I resisted the urge to snap out. Until what was cleared up? The body in my bed or Sallisaw? Because I didn’t see Sallisaw being cleared up. I looked out the window as we crossed the bridge to my house and stayed quiet.

I couldn’t help the fear that crept through my body when I thought of Sallisaw. He was a monster and he’d done more than haunt my nightmares. While I’d questioned his involvement in my bedroom at first, it was ignorance and fear that made me do it. I knew that it was him. He’d come out of hiding to taunt me. As much as a dead man could be considered taunting.

Before I knew it, we were back at the little row of homes. Mine, or what had been mine, was roped off with police tape and there was still a cruiser parked in front, next to my car.

My car.

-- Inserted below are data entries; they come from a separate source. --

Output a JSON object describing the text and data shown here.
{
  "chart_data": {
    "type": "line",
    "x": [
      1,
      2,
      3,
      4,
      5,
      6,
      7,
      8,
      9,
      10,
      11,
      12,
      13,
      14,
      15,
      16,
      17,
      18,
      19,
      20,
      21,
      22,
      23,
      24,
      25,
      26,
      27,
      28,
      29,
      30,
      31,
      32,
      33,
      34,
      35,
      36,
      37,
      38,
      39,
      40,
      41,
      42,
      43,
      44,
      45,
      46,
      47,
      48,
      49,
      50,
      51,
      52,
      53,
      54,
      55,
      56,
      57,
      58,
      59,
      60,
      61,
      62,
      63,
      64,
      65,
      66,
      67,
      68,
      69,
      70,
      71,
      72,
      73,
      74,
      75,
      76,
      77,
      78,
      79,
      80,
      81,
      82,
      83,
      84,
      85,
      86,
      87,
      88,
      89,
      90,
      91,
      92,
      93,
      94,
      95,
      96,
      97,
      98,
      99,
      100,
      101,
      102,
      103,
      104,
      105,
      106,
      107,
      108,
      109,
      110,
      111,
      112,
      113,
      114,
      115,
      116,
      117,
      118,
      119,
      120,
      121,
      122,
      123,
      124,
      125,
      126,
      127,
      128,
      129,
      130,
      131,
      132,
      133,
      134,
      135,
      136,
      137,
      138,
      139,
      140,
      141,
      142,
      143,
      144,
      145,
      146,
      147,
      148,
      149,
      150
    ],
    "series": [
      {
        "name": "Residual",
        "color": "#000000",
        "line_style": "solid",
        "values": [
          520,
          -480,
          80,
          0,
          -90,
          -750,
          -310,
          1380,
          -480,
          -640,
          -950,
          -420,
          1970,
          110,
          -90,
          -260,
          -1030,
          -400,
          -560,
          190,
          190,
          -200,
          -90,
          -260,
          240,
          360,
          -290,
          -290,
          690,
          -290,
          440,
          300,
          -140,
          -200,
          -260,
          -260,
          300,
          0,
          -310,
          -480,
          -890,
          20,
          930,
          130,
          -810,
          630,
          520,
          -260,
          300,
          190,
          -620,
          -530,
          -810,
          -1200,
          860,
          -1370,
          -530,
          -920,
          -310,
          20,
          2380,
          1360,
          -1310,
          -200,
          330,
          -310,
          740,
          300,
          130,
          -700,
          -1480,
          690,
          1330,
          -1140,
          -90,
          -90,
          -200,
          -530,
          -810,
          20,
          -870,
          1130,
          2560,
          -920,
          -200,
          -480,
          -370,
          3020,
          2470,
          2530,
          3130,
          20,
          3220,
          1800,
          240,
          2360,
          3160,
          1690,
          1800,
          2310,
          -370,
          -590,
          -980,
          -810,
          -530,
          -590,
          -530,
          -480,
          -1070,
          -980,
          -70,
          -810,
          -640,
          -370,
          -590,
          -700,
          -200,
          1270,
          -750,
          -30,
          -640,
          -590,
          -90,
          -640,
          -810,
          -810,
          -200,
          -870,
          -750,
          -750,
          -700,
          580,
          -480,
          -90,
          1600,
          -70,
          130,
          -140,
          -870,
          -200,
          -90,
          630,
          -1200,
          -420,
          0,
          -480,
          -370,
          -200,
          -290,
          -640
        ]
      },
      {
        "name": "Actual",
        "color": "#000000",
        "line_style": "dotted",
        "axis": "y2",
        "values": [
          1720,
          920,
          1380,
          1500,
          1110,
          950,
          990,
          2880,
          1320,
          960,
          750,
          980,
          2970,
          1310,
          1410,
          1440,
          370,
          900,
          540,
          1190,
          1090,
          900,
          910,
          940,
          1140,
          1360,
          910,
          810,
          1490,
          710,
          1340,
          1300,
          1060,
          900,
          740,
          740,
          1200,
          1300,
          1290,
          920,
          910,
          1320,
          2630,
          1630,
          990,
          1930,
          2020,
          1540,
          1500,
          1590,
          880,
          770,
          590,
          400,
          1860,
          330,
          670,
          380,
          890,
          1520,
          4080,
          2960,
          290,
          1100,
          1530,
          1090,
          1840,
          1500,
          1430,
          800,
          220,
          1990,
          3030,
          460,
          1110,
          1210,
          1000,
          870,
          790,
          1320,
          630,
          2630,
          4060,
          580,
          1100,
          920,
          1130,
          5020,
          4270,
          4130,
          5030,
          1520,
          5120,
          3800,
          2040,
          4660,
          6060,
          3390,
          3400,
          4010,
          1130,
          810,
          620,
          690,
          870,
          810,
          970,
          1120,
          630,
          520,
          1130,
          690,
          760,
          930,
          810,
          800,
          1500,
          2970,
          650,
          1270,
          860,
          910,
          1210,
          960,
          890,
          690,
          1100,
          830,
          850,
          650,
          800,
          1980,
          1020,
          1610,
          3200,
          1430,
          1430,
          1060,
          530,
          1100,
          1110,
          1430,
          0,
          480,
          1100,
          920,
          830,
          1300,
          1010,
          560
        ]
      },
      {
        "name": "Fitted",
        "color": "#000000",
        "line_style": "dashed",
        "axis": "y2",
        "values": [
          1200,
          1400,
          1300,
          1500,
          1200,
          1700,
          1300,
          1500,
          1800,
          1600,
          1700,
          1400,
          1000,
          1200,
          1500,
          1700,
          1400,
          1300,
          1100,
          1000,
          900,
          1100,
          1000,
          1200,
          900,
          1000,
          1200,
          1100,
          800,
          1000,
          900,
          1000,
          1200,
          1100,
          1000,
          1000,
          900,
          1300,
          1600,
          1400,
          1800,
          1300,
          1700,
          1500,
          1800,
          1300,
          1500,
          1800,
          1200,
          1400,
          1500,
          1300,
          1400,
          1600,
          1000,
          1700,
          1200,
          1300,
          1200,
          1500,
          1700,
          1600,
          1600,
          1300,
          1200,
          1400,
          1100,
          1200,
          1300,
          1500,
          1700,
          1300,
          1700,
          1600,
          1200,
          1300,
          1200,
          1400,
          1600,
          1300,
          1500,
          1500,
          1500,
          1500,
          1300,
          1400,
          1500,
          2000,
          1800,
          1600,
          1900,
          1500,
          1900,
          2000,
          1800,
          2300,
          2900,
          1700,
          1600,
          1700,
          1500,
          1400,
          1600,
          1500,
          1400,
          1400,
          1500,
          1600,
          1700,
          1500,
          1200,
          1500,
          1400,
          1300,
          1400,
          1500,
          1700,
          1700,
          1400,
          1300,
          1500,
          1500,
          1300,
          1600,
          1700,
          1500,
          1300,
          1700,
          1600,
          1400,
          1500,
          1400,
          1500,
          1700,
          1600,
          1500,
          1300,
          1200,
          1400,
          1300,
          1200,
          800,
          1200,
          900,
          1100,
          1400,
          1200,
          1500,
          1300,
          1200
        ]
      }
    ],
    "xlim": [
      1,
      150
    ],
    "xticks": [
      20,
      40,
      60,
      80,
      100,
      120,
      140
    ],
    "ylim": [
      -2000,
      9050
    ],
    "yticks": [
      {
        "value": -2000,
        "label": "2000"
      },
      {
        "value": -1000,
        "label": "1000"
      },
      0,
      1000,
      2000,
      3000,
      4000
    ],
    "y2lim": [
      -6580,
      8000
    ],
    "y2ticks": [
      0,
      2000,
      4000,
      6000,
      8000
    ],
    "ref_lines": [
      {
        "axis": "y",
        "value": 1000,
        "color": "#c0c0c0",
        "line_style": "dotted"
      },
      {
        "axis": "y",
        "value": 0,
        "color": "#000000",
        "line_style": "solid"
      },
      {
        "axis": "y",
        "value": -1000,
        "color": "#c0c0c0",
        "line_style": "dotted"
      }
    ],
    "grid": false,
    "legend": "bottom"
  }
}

A surge of the instinct I’d used to feel hit me and I sat up, my hands locked on Ramsey’s headrest. “Did anyone check my car? I couldn’t have driven it home.”

He met my eyes in the rearview mirror and nodded, his eyes full of sympathy. “Yeah, Jennings had it checked. Nothing out of the ordinary.”

The adrenaline zapped out of me and I slumped back into the seat. I wasn’t a cop anymore. Any instincts I had were pathetic. Of course he’d checked the car. What had been a lightbulb moment for me was normal procedure for real detectives.

I hadn’t turned in my badge, but it occurred to me in that moment that I might as well have.